Much of our clinical practice regarding the circulation involves evaluating and treating a patient’s blood pressure, usually measured in millimeters of mercury.  Blood pressure is the side-wall pressure measured in large arteries in the circulation, usually in vessels in the arms or legs.   We continue to use blood pressure as a stand-in assessment of cardiac output, which is the volume of blood flowing through the circulation over a period of time, typically in liters per minute. 

The pressure inside a pipeline is directly proportional to the amount of flow going through it: the higher the flow, the higher the pressure.  However, a pipeline has rigid pipes.  Human “pipes”, our arteries, are flexible.  They can stretch and contract, making the lumen larger or smaller, respectively.  So if our vessels change their size and the flow rate is no different, we will observe a lower blood pressure with a larger (vasodilated) set of vessels and a higher blood vessel with a smaller (vasoconstricted) set of vessels.  Thus, the use of blood pressure to reflect flow is flawed because of the inherent assumption that the blood vessels are rigid.

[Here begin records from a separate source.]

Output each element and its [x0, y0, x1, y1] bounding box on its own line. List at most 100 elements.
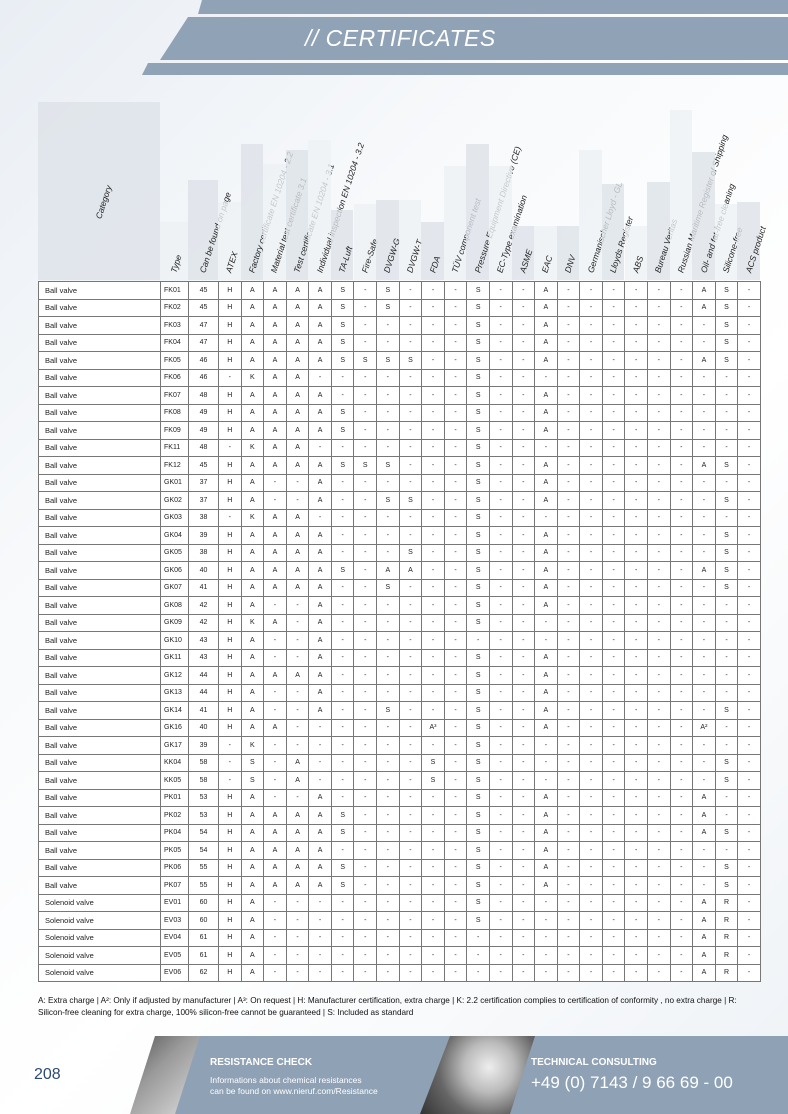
certificate-cell: -: [624, 718, 648, 737]
certificate-cell: -: [556, 508, 581, 527]
certificate-cell: A: [240, 841, 265, 860]
certificate-cell: S: [466, 333, 490, 352]
certificate-cell: -: [263, 946, 287, 965]
legend-text: A: Extra charge | A²: Only if adjusted b…: [38, 996, 737, 1017]
certificate-cell: A: [240, 666, 265, 685]
certificate-cell: H: [218, 281, 242, 300]
header-stripe: [142, 63, 788, 75]
certificate-cell: -: [398, 701, 423, 720]
certificate-cell: -: [601, 491, 626, 510]
certificate-cell: -: [579, 631, 603, 650]
certificate-cell: -: [285, 648, 310, 667]
type-cell: GK07: [160, 578, 189, 597]
certificate-cell: A: [534, 823, 558, 842]
column-header: Category: [38, 100, 160, 280]
certificate-cell: -: [624, 421, 648, 440]
certificate-cell: -: [443, 823, 468, 842]
certificate-cell: -: [398, 648, 423, 667]
certificate-cell: -: [263, 928, 287, 947]
certificate-cell: A: [534, 298, 558, 317]
certificate-cell: -: [534, 771, 558, 790]
certificate-cell: S: [376, 456, 400, 475]
certificate-cell: -: [466, 963, 490, 982]
certificate-cell: S: [376, 298, 400, 317]
certificate-cell: -: [624, 368, 648, 387]
certificate-cell: A: [263, 386, 287, 405]
column-header: Factory certificate EN 10204 - 2.2: [240, 100, 295, 280]
certificate-cell: -: [330, 893, 355, 912]
certificate-cell: -: [556, 368, 581, 387]
certificate-cell: -: [714, 368, 739, 387]
certificate-cell: -: [556, 561, 581, 580]
certificate-cell: -: [398, 928, 423, 947]
header-tab: [737, 202, 760, 280]
certificate-cell: -: [669, 421, 694, 440]
certificate-cell: -: [443, 526, 468, 545]
consulting-phone[interactable]: +49 (0) 7143 / 9 66 69 - 00: [531, 1073, 733, 1092]
certificate-cell: A: [308, 578, 332, 597]
certificate-cell: -: [421, 613, 445, 632]
certificate-cell: A: [534, 788, 558, 807]
page-cell: 45: [188, 281, 219, 300]
certificate-cell: A: [240, 823, 265, 842]
certificate-cell: S: [466, 771, 490, 790]
certificate-cell: S: [240, 753, 265, 772]
type-cell: FK11: [160, 438, 189, 457]
certificate-cell: S: [466, 718, 490, 737]
table-header: Category Type Can be found on page ATEX Fact…: [38, 100, 768, 280]
certificate-cell: A: [263, 806, 287, 825]
certificate-cell: -: [579, 893, 603, 912]
category-cell: Ball valve: [38, 858, 161, 877]
table-row: Ball valve GK03 38- K A A - - - - - - - S - - - - - - - - - - - -: [38, 508, 761, 527]
certificate-cell: -: [601, 841, 626, 860]
type-cell: FK03: [160, 316, 189, 335]
certificate-cell: -: [398, 281, 423, 300]
certificate-cell: -: [330, 596, 355, 615]
certificate-cell: -: [511, 438, 536, 457]
certificate-cell: A: [263, 316, 287, 335]
certificate-cell: A: [263, 543, 287, 562]
certificate-cell: -: [556, 298, 581, 317]
category-cell: Ball valve: [38, 351, 161, 370]
certificate-cell: -: [624, 736, 648, 755]
page-title: // CERTIFICATES: [305, 25, 496, 51]
certificate-cell: -: [646, 666, 671, 685]
certificate-cell: -: [646, 368, 671, 387]
certificate-cell: S: [466, 911, 490, 930]
page-cell: 45: [188, 456, 219, 475]
certificate-cell: -: [308, 771, 332, 790]
type-cell: EV05: [160, 946, 189, 965]
certificate-cell: -: [488, 386, 513, 405]
category-cell: Ball valve: [38, 788, 161, 807]
type-cell: PK06: [160, 858, 189, 877]
category-cell: Ball valve: [38, 718, 161, 737]
header-tab: [376, 200, 399, 280]
resistance-link[interactable]: can be found on www.nieruf.com/Resistanc…: [210, 1086, 378, 1096]
certificate-cell: -: [511, 771, 536, 790]
certificate-cell: -: [624, 491, 648, 510]
certificate-cell: -: [511, 893, 536, 912]
certificate-cell: S: [714, 351, 739, 370]
certificate-cell: A: [240, 911, 265, 930]
certificate-cell: A: [534, 456, 558, 475]
certificate-cell: -: [353, 858, 378, 877]
certificate-cell: -: [714, 718, 739, 737]
certificate-cell: A: [308, 613, 332, 632]
certificate-cell: -: [398, 858, 423, 877]
certificate-cell: -: [579, 368, 603, 387]
table-row: Ball valve PK01 53 H A - - A - - - - - - S - - A - - - - - - A - -: [38, 788, 761, 807]
certificate-cell: -: [398, 893, 423, 912]
type-cell: FK04: [160, 333, 189, 352]
certificate-cell: S: [466, 526, 490, 545]
certificate-cell: -: [376, 788, 400, 807]
certificate-cell: H: [218, 718, 242, 737]
certificates-table: Ball valve FK01 45 H A A A A S - S - - - S - - A - - - - - - A S -…: [38, 281, 761, 982]
certificate-cell: -: [398, 806, 423, 825]
certificate-cell: -: [511, 788, 536, 807]
certificate-cell: -: [330, 491, 355, 510]
type-cell: GK08: [160, 596, 189, 615]
table-row: Ball valve GK10 43 H A - - A - - - - - - - - - - - - - - - - - - -: [38, 631, 761, 650]
certificate-cell: S: [466, 613, 490, 632]
certificate-cell: -: [398, 631, 423, 650]
certificate-cell: -: [692, 333, 716, 352]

The problem is that those assumptions are not considered in standard clinical practice.  At best, a low blood pressure should be seen as a screening test.  When the blood pressure drops, an investigation should be undertaken to determine which of the various forms of shock (hypovolemic, cardiogenic, septic) is at work so that the problem can be fixed appropriately.  It makes little sense to provide increased afterload to someone who is in cardiogenic shock or to vasoconstrict the already vasoconstricted vessels that develop spontaneously in hypovolemic shock.  Yet, because we’re focused on fixing the low blood pressure, that is exactly what we do.  In fact, a recent and noteworthy clinical study continue to treat them as one.

A high blood pressure actually indicates that the heart is working too hard and the vasculature can become damaged.  Our current management is reasonable, as we seek to reduce global blood pressure and the risk of hypertensive heart disease.  However, there is a risk that a widespread reduction in blood pressure could impair the flow to some vital organs.  The paradigm shift in medicine will be to identify the abnormal mechanisms that drive the heart to pump so vigorously and treat those specifically.